Cultura
Steve McCurry
Steve McCurry
Così l’Umbria
diventa un luogo
sensazionale
Steve McCurry è uno dei fotografi più noti del mondo e quanti non conoscono il suo nome possono stare tranquilli: avranno visto almeno una delle sue fotografie. Certamente quella che ritrae una ragazza afgana dagli occhi verdi come il muro dietro di lei, con la testa coperta da un velo rosso: un’icona, una delle poche immagini capaci ancora, sul finire del Novecento, di raccontare la guerra e soprattutto di farlo senza portarci direttamente dentro il dolore del conflitto. E’ proprio questa, infatti, la grande capacità di McCurry quella di raccontarci paesi e situazioni attraverso la vita di ogni giorno, senza spettacolarità che non sia affidata ai colori e alla composizione. Potete dunque immaginare quanto siano armoniosi e seducenti, gli scatti dedicati all’Umbria e riuniti in una doppia esposizione a Perugia: al Palazzo della Penna e nella sede dell’Ex Fatebenefratelli. La scelta allestita poi non fa che amplificare le qualità tipiche della sue fotografie con light box orizzontali posizionate sul pavimento in ambienti quasi bui, a lasciare emergere dunque con forza straordinaria proprio l’intensità delle luci e dei toni. Con una scelta poi piuttosto azzardata alcune immagini sono state messe a confronto con le celebri lavagne di Josef Beuys, preziose opere nella collezione perugina.

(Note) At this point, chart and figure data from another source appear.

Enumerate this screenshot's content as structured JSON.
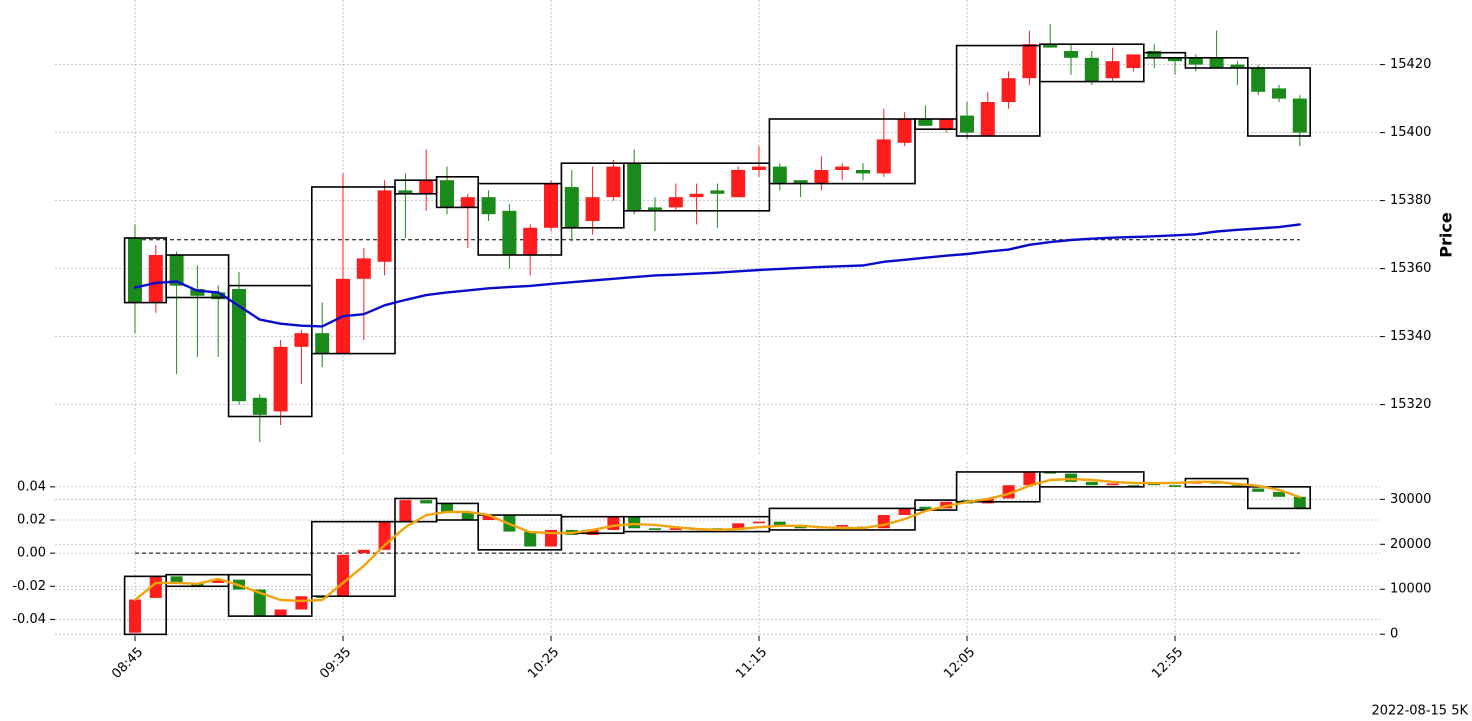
{
  "chart_data": [
    {
      "type": "candlestick",
      "y_label": "Price",
      "up_color": "#ff1c1c",
      "down_color": "#1a8a1a",
      "grid": true,
      "categories": [
        "08:45",
        null,
        null,
        null,
        null,
        null,
        null,
        null,
        null,
        null,
        "09:35",
        null,
        null,
        null,
        null,
        null,
        null,
        null,
        null,
        null,
        "10:25",
        null,
        null,
        null,
        null,
        null,
        null,
        null,
        null,
        null,
        "11:15",
        null,
        null,
        null,
        null,
        null,
        null,
        null,
        null,
        null,
        "12:05",
        null,
        null,
        null,
        null,
        null,
        null,
        null,
        null,
        null,
        "12:55",
        null,
        null,
        null,
        null,
        null,
        null
      ],
      "open": [
        15369,
        15350,
        15364,
        15354,
        15353,
        15354,
        15322,
        15318,
        15337,
        15341,
        15335,
        15357,
        15362,
        15383,
        15382,
        15386,
        15378,
        15381,
        15377,
        15364,
        15372,
        15384,
        15374,
        15381,
        15391,
        15378,
        15378,
        15381,
        15383,
        15381,
        15389,
        15390,
        15386,
        15385,
        15389,
        15389,
        15388,
        15397,
        15404,
        15401,
        15405,
        15399,
        15409,
        15416,
        15426,
        15424,
        15422,
        15416,
        15419,
        15424,
        15422,
        15422,
        15422,
        15420,
        15419,
        15413,
        15410
      ],
      "high": [
        15373,
        15367,
        15365,
        15361,
        15355,
        15359,
        15323,
        15339,
        15342,
        15350,
        15388,
        15366,
        15386,
        15388,
        15395,
        15390,
        15382,
        15383,
        15379,
        15373,
        15386,
        15389,
        15390,
        15392,
        15395,
        15381,
        15385,
        15385,
        15385,
        15390,
        15396,
        15391,
        15386,
        15393,
        15391,
        15391,
        15407,
        15406,
        15408,
        15404,
        15409,
        15412,
        15418,
        15430,
        15432,
        15426,
        15424,
        15425,
        15423,
        15426,
        15422,
        15423,
        15430,
        15421,
        15420,
        15414,
        15411
      ],
      "low": [
        15341,
        15347,
        15329,
        15334,
        15334,
        15320,
        15309,
        15314,
        15326,
        15331,
        15335,
        15339,
        15358,
        15369,
        15377,
        15376,
        15366,
        15374,
        15360,
        15358,
        15371,
        15368,
        15370,
        15380,
        15376,
        15371,
        15377,
        15373,
        15372,
        15381,
        15387,
        15383,
        15381,
        15383,
        15386,
        15386,
        15387,
        15396,
        15402,
        15400,
        15398,
        15399,
        15407,
        15414,
        15425,
        15417,
        15414,
        15415,
        15418,
        15419,
        15417,
        15418,
        15419,
        15414,
        15411,
        15409,
        15396
      ],
      "close": [
        15350,
        15364,
        15355,
        15352,
        15351,
        15321,
        15317,
        15337,
        15341,
        15335,
        15357,
        15363,
        15383,
        15382,
        15386,
        15378,
        15381,
        15376,
        15364,
        15372,
        15385,
        15372,
        15381,
        15390,
        15377,
        15377,
        15381,
        15382,
        15382,
        15389,
        15390,
        15385,
        15385,
        15389,
        15390,
        15388,
        15398,
        15404,
        15402,
        15404,
        15400,
        15409,
        15416,
        15426,
        15425,
        15422,
        15415,
        15421,
        15423,
        15422,
        15421,
        15420,
        15419,
        15419,
        15412,
        15410,
        15400
      ],
      "line": {
        "color": "#0b0bcc",
        "values": [
          15354.4,
          15355.8,
          15356.2,
          15353.5,
          15353,
          15349,
          15345,
          15343.8,
          15343.2,
          15343,
          15346,
          15346.6,
          15349.2,
          15350.8,
          15352.2,
          15353,
          15353.6,
          15354.2,
          15354.6,
          15354.9,
          15355.5,
          15356,
          15356.5,
          15357,
          15357.5,
          15358,
          15358.2,
          15358.5,
          15358.8,
          15359.2,
          15359.6,
          15359.9,
          15360.2,
          15360.5,
          15360.7,
          15360.9,
          15362,
          15362.6,
          15363.2,
          15363.8,
          15364.3,
          15365,
          15365.6,
          15367,
          15367.8,
          15368.4,
          15368.8,
          15369.1,
          15369.3,
          15369.5,
          15369.8,
          15370.1,
          15370.9,
          15371.4,
          15371.8,
          15372.2,
          15373
        ]
      },
      "reference_level": 15368.5,
      "boxes": [
        {
          "start": 0,
          "end": 1,
          "high": 15369,
          "low": 15350
        },
        {
          "start": 2,
          "end": 4,
          "high": 15364,
          "low": 15351.5
        },
        {
          "start": 5,
          "end": 8,
          "high": 15355,
          "low": 15316.5
        },
        {
          "start": 9,
          "end": 12,
          "high": 15384,
          "low": 15335
        },
        {
          "start": 13,
          "end": 14,
          "high": 15386,
          "low": 15382
        },
        {
          "start": 15,
          "end": 16,
          "high": 15387,
          "low": 15378
        },
        {
          "start": 17,
          "end": 20,
          "high": 15385,
          "low": 15364
        },
        {
          "start": 21,
          "end": 23,
          "high": 15391,
          "low": 15372
        },
        {
          "start": 24,
          "end": 30,
          "high": 15391,
          "low": 15377
        },
        {
          "start": 31,
          "end": 37,
          "high": 15404,
          "low": 15385
        },
        {
          "start": 38,
          "end": 39,
          "high": 15404,
          "low": 15401
        },
        {
          "start": 40,
          "end": 43,
          "high": 15425.6,
          "low": 15399
        },
        {
          "start": 44,
          "end": 48,
          "high": 15426,
          "low": 15415
        },
        {
          "start": 49,
          "end": 50,
          "high": 15423.5,
          "low": 15422
        },
        {
          "start": 51,
          "end": 53,
          "high": 15422,
          "low": 15419
        },
        {
          "start": 54,
          "end": 56,
          "high": 15419,
          "low": 15399
        }
      ],
      "ylim": [
        15305,
        15439
      ],
      "yticks": [
        15320,
        15340,
        15360,
        15380,
        15400,
        15420
      ]
    },
    {
      "type": "candlestick",
      "up_color": "#ff1c1c",
      "down_color": "#1a8a1a",
      "grid": true,
      "note": "2022-08-15 5K",
      "open": [
        -0.048,
        -0.027,
        -0.014,
        -0.018,
        -0.018,
        -0.016,
        -0.022,
        -0.038,
        -0.034,
        -0.026,
        -0.026,
        0,
        0.002,
        0.019,
        0.032,
        0.03,
        0.025,
        0.02,
        0.023,
        0.013,
        0.004,
        0.014,
        0.011,
        0.014,
        0.022,
        0.015,
        0.014,
        0.014,
        0.015,
        0.014,
        0.018,
        0.019,
        0.016,
        0.015,
        0.016,
        0.016,
        0.015,
        0.023,
        0.028,
        0.027,
        0.032,
        0.03,
        0.033,
        0.041,
        0.049,
        0.048,
        0.043,
        0.041,
        0.041,
        0.042,
        0.041,
        0.042,
        0.043,
        0.041,
        0.039,
        0.037,
        0.034
      ],
      "close": [
        -0.028,
        -0.014,
        -0.018,
        -0.02,
        -0.016,
        -0.022,
        -0.038,
        -0.034,
        -0.026,
        -0.027,
        -0.001,
        0.002,
        0.019,
        0.032,
        0.03,
        0.025,
        0.02,
        0.023,
        0.013,
        0.004,
        0.014,
        0.011,
        0.014,
        0.022,
        0.015,
        0.014,
        0.015,
        0.015,
        0.014,
        0.018,
        0.019,
        0.016,
        0.015,
        0.016,
        0.017,
        0.015,
        0.023,
        0.027,
        0.026,
        0.031,
        0.03,
        0.033,
        0.041,
        0.049,
        0.048,
        0.043,
        0.041,
        0.042,
        0.04,
        0.041,
        0.04,
        0.043,
        0.042,
        0.04,
        0.037,
        0.034,
        0.027
      ],
      "line": {
        "color": "#f0a30a",
        "axis": "y2",
        "values": [
          7600,
          11400,
          11400,
          11200,
          12300,
          10900,
          9200,
          7600,
          7400,
          7600,
          11400,
          15200,
          19800,
          23800,
          26500,
          27200,
          27200,
          26500,
          24500,
          22700,
          22500,
          22500,
          23200,
          24100,
          24500,
          24300,
          23800,
          23400,
          23200,
          23400,
          23800,
          24100,
          24100,
          23800,
          23600,
          23600,
          24300,
          25600,
          27400,
          28500,
          29400,
          30100,
          31200,
          33000,
          34300,
          34500,
          34300,
          33900,
          33600,
          33600,
          33600,
          33900,
          33900,
          33400,
          33000,
          32100,
          30500
        ]
      },
      "reference_level": 0,
      "boxes": [
        {
          "start": 0,
          "end": 1,
          "high": -0.014,
          "low": -0.049
        },
        {
          "start": 2,
          "end": 4,
          "high": -0.013,
          "low": -0.02
        },
        {
          "start": 5,
          "end": 8,
          "high": -0.013,
          "low": -0.038
        },
        {
          "start": 9,
          "end": 12,
          "high": 0.019,
          "low": -0.026
        },
        {
          "start": 13,
          "end": 14,
          "high": 0.033,
          "low": 0.019
        },
        {
          "start": 15,
          "end": 16,
          "high": 0.03,
          "low": 0.02
        },
        {
          "start": 17,
          "end": 20,
          "high": 0.023,
          "low": 0.002
        },
        {
          "start": 21,
          "end": 23,
          "high": 0.022,
          "low": 0.012
        },
        {
          "start": 24,
          "end": 30,
          "high": 0.022,
          "low": 0.013
        },
        {
          "start": 31,
          "end": 37,
          "high": 0.027,
          "low": 0.014
        },
        {
          "start": 38,
          "end": 39,
          "high": 0.032,
          "low": 0.026
        },
        {
          "start": 40,
          "end": 43,
          "high": 0.049,
          "low": 0.031
        },
        {
          "start": 44,
          "end": 48,
          "high": 0.049,
          "low": 0.04
        },
        {
          "start": 51,
          "end": 53,
          "high": 0.045,
          "low": 0.04
        },
        {
          "start": 54,
          "end": 56,
          "high": 0.04,
          "low": 0.027
        }
      ],
      "ylim": [
        -0.05,
        0.055
      ],
      "yticks": [
        0.04,
        0.02,
        {
          "value": 0,
          "label": "0.00"
        },
        -0.02,
        -0.04
      ],
      "y2lim": [
        -400,
        38300
      ],
      "y2ticks": [
        0,
        10000,
        20000,
        30000
      ]
    }
  ]
}
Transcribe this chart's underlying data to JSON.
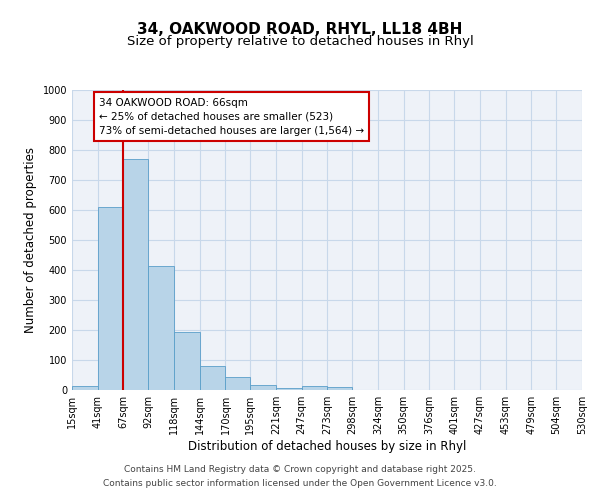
{
  "title": "34, OAKWOOD ROAD, RHYL, LL18 4BH",
  "subtitle": "Size of property relative to detached houses in Rhyl",
  "xlabel": "Distribution of detached houses by size in Rhyl",
  "ylabel": "Number of detached properties",
  "bin_labels": [
    "15sqm",
    "41sqm",
    "67sqm",
    "92sqm",
    "118sqm",
    "144sqm",
    "170sqm",
    "195sqm",
    "221sqm",
    "247sqm",
    "273sqm",
    "298sqm",
    "324sqm",
    "350sqm",
    "376sqm",
    "401sqm",
    "427sqm",
    "453sqm",
    "479sqm",
    "504sqm",
    "530sqm"
  ],
  "bin_edges": [
    15,
    41,
    67,
    92,
    118,
    144,
    170,
    195,
    221,
    247,
    273,
    298,
    324,
    350,
    376,
    401,
    427,
    453,
    479,
    504,
    530
  ],
  "bar_heights": [
    15,
    610,
    770,
    415,
    195,
    80,
    42,
    18,
    8,
    12,
    10,
    0,
    0,
    0,
    0,
    0,
    0,
    0,
    0,
    0
  ],
  "bar_color": "#b8d4e8",
  "bar_edge_color": "#5a9ec9",
  "property_size": 66,
  "vline_color": "#cc0000",
  "annotation_line1": "34 OAKWOOD ROAD: 66sqm",
  "annotation_line2": "← 25% of detached houses are smaller (523)",
  "annotation_line3": "73% of semi-detached houses are larger (1,564) →",
  "annotation_box_color": "#cc0000",
  "annotation_box_facecolor": "white",
  "ylim": [
    0,
    1000
  ],
  "yticks": [
    0,
    100,
    200,
    300,
    400,
    500,
    600,
    700,
    800,
    900,
    1000
  ],
  "grid_color": "#c8d8ea",
  "background_color": "#eef2f8",
  "footer_line1": "Contains HM Land Registry data © Crown copyright and database right 2025.",
  "footer_line2": "Contains public sector information licensed under the Open Government Licence v3.0.",
  "title_fontsize": 11,
  "subtitle_fontsize": 9.5,
  "axis_label_fontsize": 8.5,
  "tick_fontsize": 7,
  "annotation_fontsize": 7.5,
  "footer_fontsize": 6.5
}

Comunque, invitato dalla Regione a raccontare il Genius loci, McCurry è andato a cercare nelle città più importanti e nei borghi più caratteristici, nei musei e nelle feste tradizionali, di scatto in scatto, un affresco della vita contemporanea molto idealizzata. Non c’è dubbio che il suo obiettivo restituisca del cuore della penisola, infatti, una visione in cui la forza delle tradizioni, della ritualità, dei legami secolari ha la meglio sulla brutalità dei tempi e la velocità dei cambiamenti. Cercando poi nella terra che ha contribuito alla nascita del Rinascimento, McCurry probabilmente aveva in mente i volti delle Madonne e la perfezione prospettica dei maestri studiati e tenuti con sè nel corso della propria ricerca. Non a caso l’immagine guida della mostra è proprio un ritratto: una ragazza con gli occhi azzurri, i capelli raccolti in un fazzoletto, uno sguardo molto difficile da dimenticare. Il suo è infatti un interesse profondo per l’umanità in ogni sua forma che emerge con prepotenza in questa mostra, dove ogni scatto è segnato dalla presenza della figura umana. Persino quando ad essere immortalato è un monumento simbolo come la Fontana Maggiore di Perugia o le stanze della Fondazione Burri a Città di Castello. Uomini e donne qualche volta fermati nell’attraversamento di una piazza, al bar, o più semplicemente al lavoro, nei campi, nella bottega di restauro, preparando una festa tradizionale. Ad emergere è, comunque, una dimensione corale dell’esistenza, fatta di incontri e parole. Chissà quali si scambiano i due frati vestiti di bianco nel Monastero di Sassovivo a Foligno o i convitati a tavola: è un’Italia che noi italiani crediamo ormai sparita con la proliferazione di centri commerciali e fast food, ma che a cercare bene, evidentemente, ancora si trova.